I have my second speech therapy appointment today. The first was last week - about 5 days after my surgery - and it didn't go so well. There were two people there - the speech therapist and a student from SJSU. Normally, I would be all for supporting the educational program. I got my teaching certificate from San Jose myself, and I completely support the student teaching/mentor experience! But it seemed inappropriate at the time. I was still so emotionally raw from the previous week's experience...Not to mention the fact that I was physically healing and still struggling with about 4 seizures a day, which was sapping my strength and fucking with my mind in a major way. And yet, these two young women just seemed to be clueless about my condition and were plugging away, administering their baseline assessments, pushing me to the point of frustration again and again. Needless to say, I broke down crying a couple of times within the 50 min. appointment and really had a good sobfest once it was over.
So, I'm super excited to be returning today!
(I hope that my extreme sarcasm reads adequately on the screen?)
And yet, of course, I WANT all the speech therapy that I can get. Now that my seizures have calmed down, my speech is probably the most outwardly noticeable evidence of my condition. (If I comb my hair the right way, you can't even see the gnarly staples and stitches on the side of my head.) Every day, it seems like my speech is getting a little bit better, but it's still jumbled and slow.

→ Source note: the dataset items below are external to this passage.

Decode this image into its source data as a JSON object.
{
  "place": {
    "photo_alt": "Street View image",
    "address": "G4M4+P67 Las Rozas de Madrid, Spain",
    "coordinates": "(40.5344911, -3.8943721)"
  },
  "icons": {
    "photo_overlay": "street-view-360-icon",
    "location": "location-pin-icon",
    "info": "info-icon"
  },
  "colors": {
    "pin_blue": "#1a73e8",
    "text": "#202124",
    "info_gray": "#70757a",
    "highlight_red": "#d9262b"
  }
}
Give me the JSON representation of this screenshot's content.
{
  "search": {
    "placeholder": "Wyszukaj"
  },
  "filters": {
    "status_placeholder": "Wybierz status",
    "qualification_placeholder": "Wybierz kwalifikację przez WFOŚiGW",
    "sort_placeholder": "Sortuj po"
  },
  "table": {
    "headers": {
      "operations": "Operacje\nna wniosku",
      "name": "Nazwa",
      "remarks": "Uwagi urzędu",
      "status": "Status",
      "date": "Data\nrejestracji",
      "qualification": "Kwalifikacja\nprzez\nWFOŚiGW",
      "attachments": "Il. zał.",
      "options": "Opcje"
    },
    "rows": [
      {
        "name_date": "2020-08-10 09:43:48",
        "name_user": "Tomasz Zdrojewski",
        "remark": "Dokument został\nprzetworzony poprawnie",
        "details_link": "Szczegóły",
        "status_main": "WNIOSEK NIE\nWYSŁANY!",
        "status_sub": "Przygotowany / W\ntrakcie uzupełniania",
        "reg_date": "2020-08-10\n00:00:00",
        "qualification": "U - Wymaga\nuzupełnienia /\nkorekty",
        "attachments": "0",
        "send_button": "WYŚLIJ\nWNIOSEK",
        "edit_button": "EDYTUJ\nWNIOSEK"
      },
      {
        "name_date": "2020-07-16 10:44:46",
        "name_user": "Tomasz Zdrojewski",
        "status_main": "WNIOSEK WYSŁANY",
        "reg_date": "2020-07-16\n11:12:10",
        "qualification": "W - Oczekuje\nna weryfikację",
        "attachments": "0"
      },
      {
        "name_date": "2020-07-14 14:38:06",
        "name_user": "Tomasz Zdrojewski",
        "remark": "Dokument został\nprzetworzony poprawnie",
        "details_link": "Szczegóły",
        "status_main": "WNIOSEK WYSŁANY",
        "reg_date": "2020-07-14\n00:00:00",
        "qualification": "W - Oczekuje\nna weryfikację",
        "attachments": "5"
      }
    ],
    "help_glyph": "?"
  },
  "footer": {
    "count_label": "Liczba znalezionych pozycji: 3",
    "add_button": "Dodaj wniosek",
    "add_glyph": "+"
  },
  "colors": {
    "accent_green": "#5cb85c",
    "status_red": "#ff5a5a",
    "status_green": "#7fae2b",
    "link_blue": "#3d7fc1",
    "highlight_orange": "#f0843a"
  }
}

The closest analogy I can think of is when I went to Aix-en-Provence, France to study for a semester in my junior year of college. I knew exactly what I wanted to say in English, but my brain/mouth/tongue didn't always cooperate to get it out the way I imagined in my head. And the result was that I sometimes felt like my true feelings/personality/meaning didn't always translate.
The brain is a weird, weird thing. I've often said that if I didn't go into teaching, I would want to have studied neuroscience. It's fascinating. in the abstract. But when it's MY brain, it sort of pisses me off. What the hell? It's not so hard. I think of something I want to say and you just ...make it happen by sending signals to my mouth to form the words and voila! Only, as it turns out, it's not that simple.
Don't get me wrong. I'm not complaining. I CAN speak - and the night before I was going in for surgery, we didn't know exactly what the outcome was going to be. There was a chance that I was going to have significant weakness on my whole left side of my body. So far, so good, as far as that's concerned.
I'll just keep plugging away, and hopefully, little by little, my brain and mouth will get more simpatico. In the meantime, please be patient with me. Try not to finish my sentences for me, although I'm sure it's very tempting. Trust me that I'm going to eventually get it right. Because, although it might not sound like it right now - this is the voice of WARRIOR! RAwwwwr!